Une attaque en règle alors que les constructeurs sont déjà en perte de notoriété. Selon le dernier classement d’Interbrand, Google est la deuxième marque mondiale derrière Apple. Toyota (10ème), Mercedes-Benz (11ème) et BMW (12ème) sont bien derrière. Affaiblis par les pures players du numérique, des marques pourtant centenaires pourraient même disparaître.
Le smartphone, à la fois clé de voiture et fiche d'identité du conducteur
Et Google ne s’arrêtera pas à servir de l’infotainement (GPS, musique, vidéo, messagerie) sur un écran tactile. La société détient 310 brevets et a déposé 153 demandes supplémentaires sur l’intégration du smartphone dans la voiture ainsi que pour la navigation.
Un smartphone peut déjà se transformer en clé de voiture. Demain, il contiendra le « profil » du conducteur. La position du siège et des rétroviseurs seront réglés en fonction de l’occupant, de même que ses stations de radio préférées. Bien sûr, il retrouvera tous ses services Google sur l’écran d’accueil.
Le livre met aussi en évidence une différence d’approche. Si pour les constructeurs, la voiture est un produit. Pour Google, c’est un objet connecté comme un autre à même de lui fournir des données. L’autopartage est ainsi vu par Google – non sur le modèle de l’Autolib’ parisien – mais comme « un moyen de collecter et de valoriser des données ». Google se rémunérant sur la publicité et les achats effectués par les occupants, une cible pour le moins captive.
A quand une union sacrée des industriels face à Google ?
Franck Cazenave conclut toutefois son livre sur une note optimiste.

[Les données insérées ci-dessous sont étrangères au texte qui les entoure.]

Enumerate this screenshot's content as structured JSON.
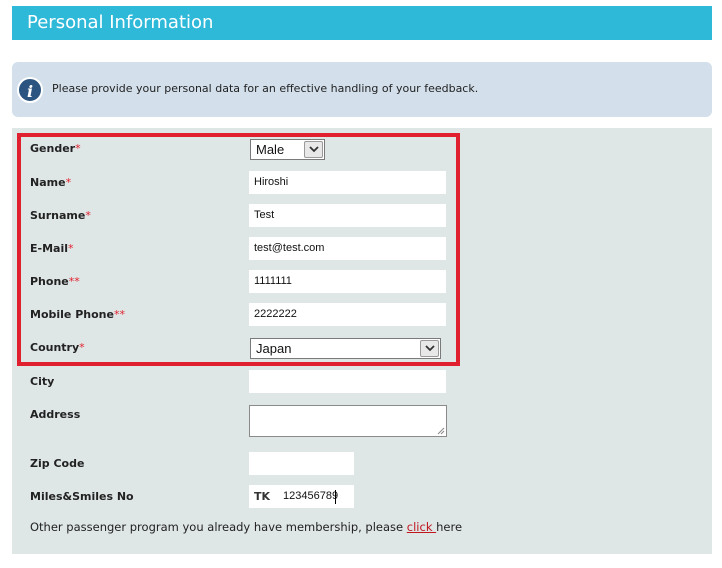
{
  "header": {
    "title": "Personal Information"
  },
  "info": {
    "icon": "info-icon",
    "icon_glyph": "i",
    "text": "Please provide your personal data for an effective handling of your feedback."
  },
  "form": {
    "gender": {
      "label": "Gender",
      "required": "*",
      "value": "Male"
    },
    "name": {
      "label": "Name",
      "required": "*",
      "value": "Hiroshi"
    },
    "surname": {
      "label": "Surname",
      "required": "*",
      "value": "Test"
    },
    "email": {
      "label": "E-Mail",
      "required": "*",
      "value": "test@test.com"
    },
    "phone": {
      "label": "Phone",
      "required": "**",
      "value": "1111111"
    },
    "mobile": {
      "label": "Mobile Phone",
      "required": "**",
      "value": "2222222"
    },
    "country": {
      "label": "Country",
      "required": "*",
      "value": "Japan"
    },
    "city": {
      "label": "City",
      "value": ""
    },
    "address": {
      "label": "Address",
      "value": ""
    },
    "zip": {
      "label": "Zip Code",
      "value": ""
    },
    "miles": {
      "label": "Miles&Smiles No",
      "prefix": "TK",
      "value": "123456789"
    }
  },
  "footer": {
    "text_before": "Other passenger program you already have membership, please ",
    "link": "click ",
    "text_after": "here"
  },
  "colors": {
    "header": "#2fb9d9",
    "info_bg": "#d3e0ec",
    "panel_bg": "#dfe6e6",
    "highlight": "#e0202e",
    "required": "#e0202e"
  }
}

La bataille de la voiture connectée ne fait que s’engager et les constructeurs autos peuvent encore renouer les liens avec les conducteurs en répondant à leurs aspirations. Disposant de données stratégiques sur l’usure du véhicule ou le comportement au volant ils pourraient, à l’image du californien Tesla, proposer des services innovants comme l’intervention à distance évitant au client de se déplacer au garage.
Cela suppose de proposer des interfaces évolutives, reposant sur des standards ouverts de type Linux. Au lieu de ça, actuellement, le chauffeur conserve le même écran dépassé pendant quinze ans, la durée de vie moyenne d’une voiture. « Les industriels devraient se mettre d’accord sur des solutions ouvertes, communes et évolutives, sans quoi c’est un boulevard offert à Google et Android ! »
L’Europe a initié ce rapprochement. Elle finance à hauteur de 25 millions d’euros le projet Aide, pour Adaptive integrated drive-vehicule interface. Travaillant sur la conduite automatisée, ce projet réunit 29 partenaires dont BMW, Renault, PSA, Volvo ou Fiat.
(*) Ouvrage à paraître le 3 octobre aux éditions Pearson.